②鼻咽頭PCR検査の陽性率=63%(咽頭、唾液は更に陽性率低下)→ 偽陰性が1/3あり、陰性でも除外はできない。

③現時点で治療効果が示された薬剤はレムデシビル(症状期間の短縮)とデキサメタゾン(死亡率低下)。特効薬や軽症例に効果がある薬剤はない。

④感染性のピークは発症の数日前。感染者の45%は発症前の感染者から。40%は症状のある感染者から。発症8日目以降は感染性低下。

⑤潜伏期は平均5.2日

私が特に注目したのは、④発症前に感染性のピークがある点です。インフルエンザは感染直後に感染性のピークがあるため、発症後の隔離でも感染をある程度抑えることが可能です。

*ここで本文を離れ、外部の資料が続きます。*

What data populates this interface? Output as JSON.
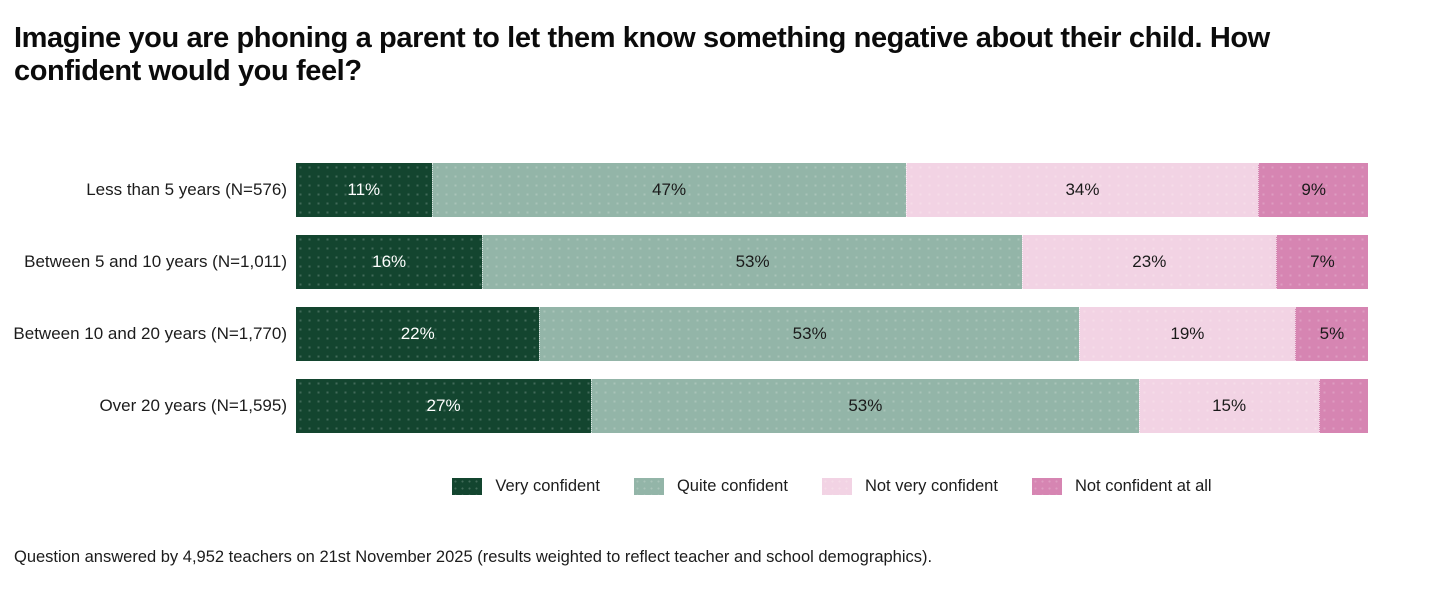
{
  "title": "Imagine you are phoning a parent to let them know something negative about their child. How confident would you feel?",
  "footer": "Question answered by 4,952 teachers on 21st November 2025 (results weighted to reflect teacher and school demographics).",
  "chart_data": {
    "type": "bar",
    "orientation": "horizontal",
    "stacked": true,
    "grid": false,
    "legend_position": "bottom",
    "xlim": [
      0,
      100
    ],
    "categories": [
      "Less than 5 years (N=576)",
      "Between 5 and 10 years (N=1,011)",
      "Between 10 and 20 years (N=1,770)",
      "Over 20 years (N=1,595)"
    ],
    "series": [
      {
        "name": "Very confident",
        "color": "#13452F",
        "label_color": "#FFFFFF",
        "values": [
          11,
          16,
          22,
          27
        ],
        "value_labels": [
          "11%",
          "16%",
          "22%",
          "27%"
        ]
      },
      {
        "name": "Quite confident",
        "color": "#93B5A8",
        "label_color": "#1A1A1A",
        "values": [
          47,
          53,
          53,
          53
        ],
        "value_labels": [
          "47%",
          "53%",
          "53%",
          "53%"
        ]
      },
      {
        "name": "Not very confident",
        "color": "#F2D3E4",
        "label_color": "#1A1A1A",
        "values": [
          34,
          23,
          19,
          15
        ],
        "value_labels": [
          "34%",
          "23%",
          "19%",
          "15%"
        ]
      },
      {
        "name": "Not confident at all",
        "color": "#D685B2",
        "label_color": "#1A1A1A",
        "values": [
          9,
          7,
          5,
          5
        ],
        "value_labels": [
          "9%",
          "7%",
          "5%",
          ""
        ]
      }
    ]
  }
}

しかし潜伏期間中にうつしてしまう可能性があるとすると、症状がなくてもうつさないように注意する必要があります。

現在も皆さんが実践しているように「3密」を避け、ソーシャルディスタンスが保てない場所ではマスクを着用するなど、当面の間は社会全体が「with コロナ」を意識した新しい生活様式に協力していくしかないようです。

当院でも院内感染防止に努めていますが、「密集」を避けるため、受診の際は事前予約・分散受診にご協力をお願い致します。